One group of six continue working together and have specialised in the production of veils for beekeepers which they sell both within the region and have also exported to beekeeper societies in other States. Another woman specialises in making medicines from traditional products including honey and wax, whilst others sell sweets, candles, and even painted T-shirts with a bee theme.
Juanita says: "We make candles from foundation wax and from pure beeswax decorated with other natural materials such as wood and maize leaves. Some of the honey we sell crude, but to get a better price we also sell some in pots with labels."
Exchange visits between the groups have been organised, as well as visits to meetings of other beekeeping societies to encourage the interchange of ideas and to spread the word about women's new role in beekeeping.
"At first we had problems with our husbands," adds Maria, "because they did not like it if we arrived home late to prepare their food. Some women had to leave the group because of this but in our case our husbands 'came to understand" Sometimes disappointments have to be suffered, for instance all groups have experienced the loss of colonies due to attacks of ants, disease, swarming and the recent arrival of the mite Varroa jacobsoni. However this is a learning experience and preventative measures are now taken.

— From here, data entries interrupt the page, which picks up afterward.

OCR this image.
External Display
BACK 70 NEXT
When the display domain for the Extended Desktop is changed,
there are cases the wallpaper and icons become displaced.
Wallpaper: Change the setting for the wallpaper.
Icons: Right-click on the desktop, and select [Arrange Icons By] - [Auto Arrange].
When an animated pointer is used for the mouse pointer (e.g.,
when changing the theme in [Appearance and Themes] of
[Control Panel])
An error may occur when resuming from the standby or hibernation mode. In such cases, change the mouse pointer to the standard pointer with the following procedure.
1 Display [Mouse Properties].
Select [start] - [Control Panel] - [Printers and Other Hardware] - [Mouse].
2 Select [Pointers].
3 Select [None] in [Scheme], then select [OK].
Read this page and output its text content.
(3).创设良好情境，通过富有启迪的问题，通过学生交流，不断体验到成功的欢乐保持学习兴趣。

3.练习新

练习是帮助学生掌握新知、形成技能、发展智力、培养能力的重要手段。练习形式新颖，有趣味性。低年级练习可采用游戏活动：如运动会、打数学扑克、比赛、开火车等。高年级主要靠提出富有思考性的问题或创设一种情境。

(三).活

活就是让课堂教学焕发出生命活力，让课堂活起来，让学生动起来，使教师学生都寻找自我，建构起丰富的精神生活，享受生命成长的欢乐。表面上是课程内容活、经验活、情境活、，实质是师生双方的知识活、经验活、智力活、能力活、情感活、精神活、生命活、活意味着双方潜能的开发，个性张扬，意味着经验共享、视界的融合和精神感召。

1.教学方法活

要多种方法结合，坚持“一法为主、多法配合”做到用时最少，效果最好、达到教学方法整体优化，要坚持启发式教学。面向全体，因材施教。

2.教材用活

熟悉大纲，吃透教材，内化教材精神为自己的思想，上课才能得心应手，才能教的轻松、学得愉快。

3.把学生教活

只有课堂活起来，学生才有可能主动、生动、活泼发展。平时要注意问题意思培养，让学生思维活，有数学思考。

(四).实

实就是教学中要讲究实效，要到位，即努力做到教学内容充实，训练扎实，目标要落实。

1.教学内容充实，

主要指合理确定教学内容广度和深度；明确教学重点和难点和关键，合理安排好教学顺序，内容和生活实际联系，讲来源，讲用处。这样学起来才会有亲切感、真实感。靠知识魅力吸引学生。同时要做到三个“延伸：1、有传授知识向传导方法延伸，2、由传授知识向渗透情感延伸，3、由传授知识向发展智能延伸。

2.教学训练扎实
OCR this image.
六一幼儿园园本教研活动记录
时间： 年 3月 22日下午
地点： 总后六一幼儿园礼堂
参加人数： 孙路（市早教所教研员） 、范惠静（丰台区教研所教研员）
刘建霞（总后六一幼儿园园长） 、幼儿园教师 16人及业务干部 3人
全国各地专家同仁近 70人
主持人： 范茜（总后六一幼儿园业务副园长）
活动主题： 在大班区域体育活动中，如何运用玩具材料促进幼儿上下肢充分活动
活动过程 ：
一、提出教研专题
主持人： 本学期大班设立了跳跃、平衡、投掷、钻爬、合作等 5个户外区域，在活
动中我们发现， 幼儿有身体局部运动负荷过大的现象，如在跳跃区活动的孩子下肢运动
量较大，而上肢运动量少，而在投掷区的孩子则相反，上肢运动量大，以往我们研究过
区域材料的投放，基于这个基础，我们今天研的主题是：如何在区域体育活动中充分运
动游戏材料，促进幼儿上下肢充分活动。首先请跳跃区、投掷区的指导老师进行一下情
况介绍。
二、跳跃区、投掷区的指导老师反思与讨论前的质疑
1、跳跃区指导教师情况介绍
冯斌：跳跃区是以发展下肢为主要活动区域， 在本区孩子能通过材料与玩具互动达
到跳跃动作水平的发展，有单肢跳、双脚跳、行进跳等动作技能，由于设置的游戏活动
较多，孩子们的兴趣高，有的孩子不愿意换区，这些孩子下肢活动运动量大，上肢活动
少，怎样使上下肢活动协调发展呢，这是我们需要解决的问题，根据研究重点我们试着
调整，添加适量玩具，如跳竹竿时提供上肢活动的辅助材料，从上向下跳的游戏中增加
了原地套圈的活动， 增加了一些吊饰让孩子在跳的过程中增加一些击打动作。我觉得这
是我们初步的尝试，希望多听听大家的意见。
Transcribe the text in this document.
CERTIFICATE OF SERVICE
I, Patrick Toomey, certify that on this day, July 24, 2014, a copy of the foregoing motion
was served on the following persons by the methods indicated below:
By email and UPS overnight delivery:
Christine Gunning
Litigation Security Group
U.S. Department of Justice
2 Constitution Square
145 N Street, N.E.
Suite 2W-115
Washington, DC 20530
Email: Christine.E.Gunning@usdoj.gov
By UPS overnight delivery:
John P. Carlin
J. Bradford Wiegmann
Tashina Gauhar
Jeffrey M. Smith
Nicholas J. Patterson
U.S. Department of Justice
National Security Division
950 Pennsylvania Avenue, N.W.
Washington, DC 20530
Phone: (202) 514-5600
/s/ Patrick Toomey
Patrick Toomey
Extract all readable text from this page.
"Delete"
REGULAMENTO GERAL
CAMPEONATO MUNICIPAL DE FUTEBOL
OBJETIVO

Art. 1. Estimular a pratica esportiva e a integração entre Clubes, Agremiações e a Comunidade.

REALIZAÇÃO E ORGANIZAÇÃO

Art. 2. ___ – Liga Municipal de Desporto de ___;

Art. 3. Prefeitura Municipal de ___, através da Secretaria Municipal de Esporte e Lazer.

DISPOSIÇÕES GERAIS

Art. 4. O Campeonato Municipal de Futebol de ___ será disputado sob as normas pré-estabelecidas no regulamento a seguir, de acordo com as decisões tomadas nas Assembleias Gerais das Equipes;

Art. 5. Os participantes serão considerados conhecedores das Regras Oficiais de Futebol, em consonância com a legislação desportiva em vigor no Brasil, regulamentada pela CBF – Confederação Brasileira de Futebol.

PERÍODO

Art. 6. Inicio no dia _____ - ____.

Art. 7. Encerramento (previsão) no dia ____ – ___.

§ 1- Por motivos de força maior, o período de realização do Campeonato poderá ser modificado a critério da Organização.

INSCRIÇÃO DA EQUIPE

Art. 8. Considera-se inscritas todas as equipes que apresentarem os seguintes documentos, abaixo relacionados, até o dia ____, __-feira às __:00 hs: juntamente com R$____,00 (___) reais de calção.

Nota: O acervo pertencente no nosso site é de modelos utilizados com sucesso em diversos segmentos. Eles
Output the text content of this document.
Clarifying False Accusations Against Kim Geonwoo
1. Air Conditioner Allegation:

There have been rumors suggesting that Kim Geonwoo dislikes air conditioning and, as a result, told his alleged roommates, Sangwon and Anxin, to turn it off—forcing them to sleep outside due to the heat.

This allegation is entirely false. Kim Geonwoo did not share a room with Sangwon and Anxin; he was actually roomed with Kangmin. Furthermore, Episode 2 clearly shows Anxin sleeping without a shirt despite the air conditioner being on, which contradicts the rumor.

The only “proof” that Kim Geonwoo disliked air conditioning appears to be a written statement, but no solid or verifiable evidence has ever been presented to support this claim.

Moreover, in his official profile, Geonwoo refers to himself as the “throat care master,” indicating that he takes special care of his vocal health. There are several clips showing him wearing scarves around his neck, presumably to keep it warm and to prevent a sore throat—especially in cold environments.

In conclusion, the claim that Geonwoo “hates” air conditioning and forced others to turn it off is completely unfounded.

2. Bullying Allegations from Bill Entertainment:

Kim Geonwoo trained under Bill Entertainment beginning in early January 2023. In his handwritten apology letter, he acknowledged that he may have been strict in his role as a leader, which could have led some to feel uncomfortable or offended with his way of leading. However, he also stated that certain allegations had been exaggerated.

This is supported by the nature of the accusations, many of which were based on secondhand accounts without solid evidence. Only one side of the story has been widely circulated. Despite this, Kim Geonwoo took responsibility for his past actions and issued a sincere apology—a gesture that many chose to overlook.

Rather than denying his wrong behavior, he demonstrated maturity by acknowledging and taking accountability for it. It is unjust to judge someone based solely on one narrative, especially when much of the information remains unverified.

Given the lack of communications (poor transport, few phone and fax facilities) and lack of experience in this field, it can be hard to sell the bottled honey, veils and candles. Pronatura has acted as an intermediary in the commercialisation process.
However, to ensure the long term sustainability of activities, training is being given in the use of phone and fax, and in making business contacts and sales so that the women themselves can undertake the process.